Benjamin Franklin Papers

From Benjamin Franklin to the Marquis Turgot, 1 May 1781

To the Marquis Turgot6

AL (draft): University of Pennsylvania Library; copy: Library of Congress

Passy May 1. 1781

Sir,

I did intend when in London to have published a Pamphlet, describing the new Stove you mention, and for that purpose had a Plate engrav’d of which I send you an Impression.7 But I have since been too much engag’d in Affairs to execute that Intention. Its Principle is that of a Syphon revers’d, operating on Air in a manner somewhat similar to the Operation of the common Syphon on Water. The Funnel of the Chimney is the longer Leg, the Vase is the shorter. And As in the common Syphon, the Weight of Water in the longer Leg is greater than that in the shorter Leg, and thus in Descending permits the Water in the shorter Leg to rise, by the Pressure of the Atmosphere: So in this Aerial Syphon, the Levity of the Air in the longer Leg being greater than that in the Shorter, it rises & permits the Pressure of the Atmosphere to force that in the shorter to descend. This causes the Smoke to descend also, & in passing through burning Coals, it is kindled into Flame, thereby heating more the Passages in the Iron Box whereon the Vase which contains the Coals is plac’d and retarding at the same time the Consumption of the Coals. On the left hand of the Engraving you see the Machine put together and plac’d in a Niche built for it in a common Chimney. On the right hand the Parts (except the Vase) are shown separately. If you should desire a more particular Explanation, I will give it to you vivâ voce, whenever you please. I think with you that it is capable of being us’d to Advantage in our Kitchens, if one could overcome the Repugnance of Cooks to the using of new Instruments & new Methods. With great Respect, I have the honour to be Sir,8

M. le Marquis de Turgot

[Note numbering follows the Franklin Papers source.]

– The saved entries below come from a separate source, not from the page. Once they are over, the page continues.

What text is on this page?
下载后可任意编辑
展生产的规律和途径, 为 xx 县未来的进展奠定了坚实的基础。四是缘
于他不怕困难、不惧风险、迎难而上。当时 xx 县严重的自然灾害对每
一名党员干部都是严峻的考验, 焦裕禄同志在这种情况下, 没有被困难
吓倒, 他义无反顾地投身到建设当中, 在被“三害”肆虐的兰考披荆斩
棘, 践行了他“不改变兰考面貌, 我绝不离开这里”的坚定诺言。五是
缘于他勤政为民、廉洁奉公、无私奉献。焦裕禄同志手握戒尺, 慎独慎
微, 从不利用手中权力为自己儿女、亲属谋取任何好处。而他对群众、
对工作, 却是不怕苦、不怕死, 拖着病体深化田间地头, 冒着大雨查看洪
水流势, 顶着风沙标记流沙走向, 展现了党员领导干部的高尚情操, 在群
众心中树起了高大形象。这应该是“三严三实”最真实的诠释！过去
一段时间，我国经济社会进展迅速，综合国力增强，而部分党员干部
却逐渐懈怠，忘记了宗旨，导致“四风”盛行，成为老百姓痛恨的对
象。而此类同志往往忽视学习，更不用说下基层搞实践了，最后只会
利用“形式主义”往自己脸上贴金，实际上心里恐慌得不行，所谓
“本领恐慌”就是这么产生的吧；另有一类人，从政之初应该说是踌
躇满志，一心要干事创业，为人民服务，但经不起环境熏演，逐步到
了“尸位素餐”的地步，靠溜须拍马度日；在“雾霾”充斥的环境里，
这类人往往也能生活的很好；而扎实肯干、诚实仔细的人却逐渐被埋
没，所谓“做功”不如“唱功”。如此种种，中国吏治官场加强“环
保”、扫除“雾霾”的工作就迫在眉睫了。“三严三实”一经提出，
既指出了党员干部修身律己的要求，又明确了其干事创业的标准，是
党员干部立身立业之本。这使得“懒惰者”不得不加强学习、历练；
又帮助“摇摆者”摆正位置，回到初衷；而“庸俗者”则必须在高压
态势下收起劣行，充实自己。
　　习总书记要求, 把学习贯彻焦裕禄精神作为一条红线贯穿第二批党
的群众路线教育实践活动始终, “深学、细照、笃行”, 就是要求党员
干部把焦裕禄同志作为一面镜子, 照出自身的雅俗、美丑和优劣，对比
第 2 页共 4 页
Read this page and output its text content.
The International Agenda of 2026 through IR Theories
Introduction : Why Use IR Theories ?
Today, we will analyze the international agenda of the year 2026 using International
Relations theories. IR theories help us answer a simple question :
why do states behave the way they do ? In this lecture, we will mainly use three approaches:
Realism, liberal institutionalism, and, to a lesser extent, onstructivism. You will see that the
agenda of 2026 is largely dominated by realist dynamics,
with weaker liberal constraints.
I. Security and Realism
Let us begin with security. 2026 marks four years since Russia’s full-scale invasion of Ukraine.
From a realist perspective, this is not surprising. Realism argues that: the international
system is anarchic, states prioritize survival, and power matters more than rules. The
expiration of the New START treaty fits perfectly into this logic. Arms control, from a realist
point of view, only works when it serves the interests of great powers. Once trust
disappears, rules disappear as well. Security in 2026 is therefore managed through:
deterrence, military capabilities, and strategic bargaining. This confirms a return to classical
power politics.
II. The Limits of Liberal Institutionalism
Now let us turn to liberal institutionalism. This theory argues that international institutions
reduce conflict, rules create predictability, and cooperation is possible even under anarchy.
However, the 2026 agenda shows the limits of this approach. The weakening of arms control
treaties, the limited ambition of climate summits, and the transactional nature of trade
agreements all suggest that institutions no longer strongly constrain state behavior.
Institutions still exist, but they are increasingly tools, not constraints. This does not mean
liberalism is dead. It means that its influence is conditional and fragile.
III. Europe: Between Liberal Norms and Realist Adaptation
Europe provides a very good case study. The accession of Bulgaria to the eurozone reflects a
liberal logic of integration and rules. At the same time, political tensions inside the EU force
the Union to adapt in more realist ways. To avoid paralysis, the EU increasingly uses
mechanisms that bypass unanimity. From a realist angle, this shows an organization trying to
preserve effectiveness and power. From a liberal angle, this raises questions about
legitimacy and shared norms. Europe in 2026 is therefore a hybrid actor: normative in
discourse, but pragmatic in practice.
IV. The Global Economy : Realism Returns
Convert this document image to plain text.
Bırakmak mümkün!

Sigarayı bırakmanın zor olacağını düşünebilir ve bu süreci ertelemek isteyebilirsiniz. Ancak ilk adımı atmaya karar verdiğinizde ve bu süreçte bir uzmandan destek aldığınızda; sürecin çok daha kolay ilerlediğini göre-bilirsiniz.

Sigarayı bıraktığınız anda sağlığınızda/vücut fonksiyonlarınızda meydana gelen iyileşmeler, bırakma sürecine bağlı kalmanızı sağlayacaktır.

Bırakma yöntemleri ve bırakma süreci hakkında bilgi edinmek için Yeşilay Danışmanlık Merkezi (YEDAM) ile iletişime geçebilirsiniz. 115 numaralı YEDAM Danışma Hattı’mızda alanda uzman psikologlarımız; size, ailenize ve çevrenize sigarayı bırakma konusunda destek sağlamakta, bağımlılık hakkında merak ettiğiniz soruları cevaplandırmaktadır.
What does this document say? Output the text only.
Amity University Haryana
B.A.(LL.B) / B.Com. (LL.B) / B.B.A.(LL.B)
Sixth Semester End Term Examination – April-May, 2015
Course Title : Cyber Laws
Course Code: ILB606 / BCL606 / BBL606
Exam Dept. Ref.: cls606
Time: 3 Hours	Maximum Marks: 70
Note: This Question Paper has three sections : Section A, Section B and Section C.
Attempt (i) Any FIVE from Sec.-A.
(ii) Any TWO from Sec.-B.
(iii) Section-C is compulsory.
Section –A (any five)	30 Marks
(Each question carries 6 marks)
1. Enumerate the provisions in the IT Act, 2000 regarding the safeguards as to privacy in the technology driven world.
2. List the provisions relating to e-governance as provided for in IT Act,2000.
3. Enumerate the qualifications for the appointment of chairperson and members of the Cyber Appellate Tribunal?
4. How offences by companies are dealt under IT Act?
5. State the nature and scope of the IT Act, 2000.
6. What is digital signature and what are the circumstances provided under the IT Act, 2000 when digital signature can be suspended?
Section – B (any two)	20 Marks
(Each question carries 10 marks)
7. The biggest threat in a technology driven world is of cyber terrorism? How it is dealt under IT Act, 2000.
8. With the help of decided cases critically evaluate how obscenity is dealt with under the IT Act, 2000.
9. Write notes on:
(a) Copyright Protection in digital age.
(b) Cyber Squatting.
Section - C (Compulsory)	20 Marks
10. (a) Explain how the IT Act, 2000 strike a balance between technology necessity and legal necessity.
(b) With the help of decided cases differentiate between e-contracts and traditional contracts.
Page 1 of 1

6In answer to his of April 25: XXXIV, 574.

7This was the same engraving that BF had sent to Morand in 1778: XXVII, 507n. He had it engraved in 1773 when he intended, as he says here, to publish a description of it. BF first mentioned the stove in a letter to Dubourg of Jan. 22, 1773, characterizing it as little more than a curiosity since it required a degree of fussing that ordinary servants could not be expected to perform. Dubourg published this section of BF’s letter in Œuvres de M. Franklin; this explains why the two recent inquiries (this one of Turgot’s, and the one summarized in XXXIV, 69) both mention the problem of servants. BF sent Dubourg the first known copy of the engraving; see XX, xvii–xviii, 25–6, and especially p. 251 and facing (where it is reproduced).

8On Sept. 20 BF purchased another kind of stove from the inventor, M. Nivert. This was one of the “Nouveaux fourneaux économiques et portatifs,” a portable cooking stove which had been described in the Gaz. de Santé of Oct. 1, 1780. Nivert had this article reprinted as a broadside on March 13, 1781, and furnished BF with a copy, as well as his two-page set of printed instructions. The stove had features of both a Dutch oven and a steam cooker; as many as three cooking vessels (of glass, porcelain, pottery, or crystal) could be used simultaneously. The two broadsides mentioned above, as well as Nivert’s receipt for 60 l.t. 15 s., are at the APS.